Rattristato interrogò i componenti del suo seguito, i quali dissero
che il Cappellano era donno Pietro de Castro e che l’altare aveva in
dote un loco o vignale a Cocina. Il Vicario dispose di provvedere.
S.to Mattia
Altare o oratorio di jus patronato della famiglia Basoino
detenuto da madama Margarilla de Basoino e di cui era Cappellano
donno Jo : Domenico de Gerardo. L’altare di fabbrica e lapideum
aveva tre tovaglie, due coperimentis di tela, un vestimento
sacerdotale di tela, un’altra casula di damasco carmoscino cum friso
d’oro, un calice d’argento dorato con patena d’argento, un altro
calice di peltro con patena e corporali, un missale, un campanello,
un cuscino di seta, due candelabri di ottone ed un’arca nella quale
erano riposti i detti beni. L’altare aveva in dote dodici tomolate
di terra a Pantano.
S.to Bartolomeo
Altare o oratorio di jus patronato della famiglia Vicedomino
detenuto dal magnifico messer Raffaele Vicedomino e di cui era
Cappellano donno Francesco Caruso che, per il suo servimento,
riceveva uno studio e sei tari l’anno . L’altare di fabbrica era
corredato con due tovaglie ed un’altra tovaglia lacera.
S.to Bernabà
Presso l’altare o oratorio di S.to Bernabà si trovava lo jus
patronato di S.to Luca della famiglia Valente detenuto da donno
Minico de Valente, di cui era Cappellano donno Jo : Maria de
Gerardo. L’altare di fabbrica aveva tre tovaglie, un mandile, due
coperimentis di tela, un coperim.to dipinto con mayuto, un
vestimento sacerdotale di tela completo con casula rossa di cotone e
seta, un missale, un calice di peltro con patena e corporali, un
campanello piccolo ed un candelabro di creta. La sua dote era
costituita da due case palaziate in parrocchia di S.to Stefano ed un
terreno in loco detto Umbro Cernuto.
A questo punto, completata la visita della metropolitana, il Vicario
passò a quella delle altre chiese della città, iniziando dalla
parrocchiale di S.to Giovanni Battista che si trovava presso e
congiunta a questa.
S.to Giovanni Battista
La chiesa parrocchiale di S.to Giovanni Battista, appartenente
alla mensa arciarcivescovile, era detenuta dal R.do Pietro Gallo
Arciprete della cattedrale e ne era Rettore l’Ill.mo e R.mo donno
Nicola Carrafa. L’edificio era a lamia con diverse colonne marmoree,
ed al suo interno si trovava la fonte battesimale in precedenza
visitata, costituita da un vasum magnum marmoreum concavato, vicino
al quale si trovavano diverse sepolture. Al suo interno si trovava
anche un crocefisso ligneo e nel campanile c’erano due campane.
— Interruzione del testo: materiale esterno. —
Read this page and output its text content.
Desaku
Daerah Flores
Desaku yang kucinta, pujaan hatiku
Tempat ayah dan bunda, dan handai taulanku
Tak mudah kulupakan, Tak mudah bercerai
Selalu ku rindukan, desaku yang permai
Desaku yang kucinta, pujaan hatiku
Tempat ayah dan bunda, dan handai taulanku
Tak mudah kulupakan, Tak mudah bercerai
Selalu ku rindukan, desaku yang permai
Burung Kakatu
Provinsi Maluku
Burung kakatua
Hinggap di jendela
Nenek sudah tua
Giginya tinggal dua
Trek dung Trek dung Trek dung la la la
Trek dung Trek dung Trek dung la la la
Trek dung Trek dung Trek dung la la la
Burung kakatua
L’altare maggiore consacrato, era corredato dai seguenti beni: una
icona decente con l’immagine della Gloriosissima Vergine Maria e i
SS. Giovanni Battista e Giovanni Evangelista con un panno nero per
coperim.to, un calice d’argento con patena che il Vicario prescrisse
di dorare affinché potesse ricevere degnamente il SS.mo Sacramento,
un altro calice di peltro con la sua patena e corporali, due
vestimenti con le rispettive casule, una nera e una rossa, due
candelabri di ottone, un tunhrinabulum grande, quattro cuscini,
trentuno tra tovaglie e mandilia, sei coperim.ta, una lampada posta
davanti l’altare, dieci ammictos, una croce di ottone vecchio, una
cassulam per corporalibus di cipresso, un’arca e due orcioli di
creta.
La parrocchiale poteva contare sulle rendite derivanti da diversi
possedimenti: una gabella a Corazzo, un’altra gabella detta il Piro
Citrino, una casa all’interno del suo stesso ambito parrocchiale,
due vigne alla Valle delo Giardino e riscuoteva diversi censi per
complessivi quattro ducati all’anno, oltre alle decime dei suoi
parrocchiani.
Oltre all’altare maggiore la chiesa ospitava al suo interno altri
tre altari. L’altare di fabbrica sub vocabulo S.ta Croce di jus
patronato della famiglia Protopapa, di cui era Rettore l’Ill.mo e
R.mo donno Nicola Carrafa, coperto da un vetustissimo telamine.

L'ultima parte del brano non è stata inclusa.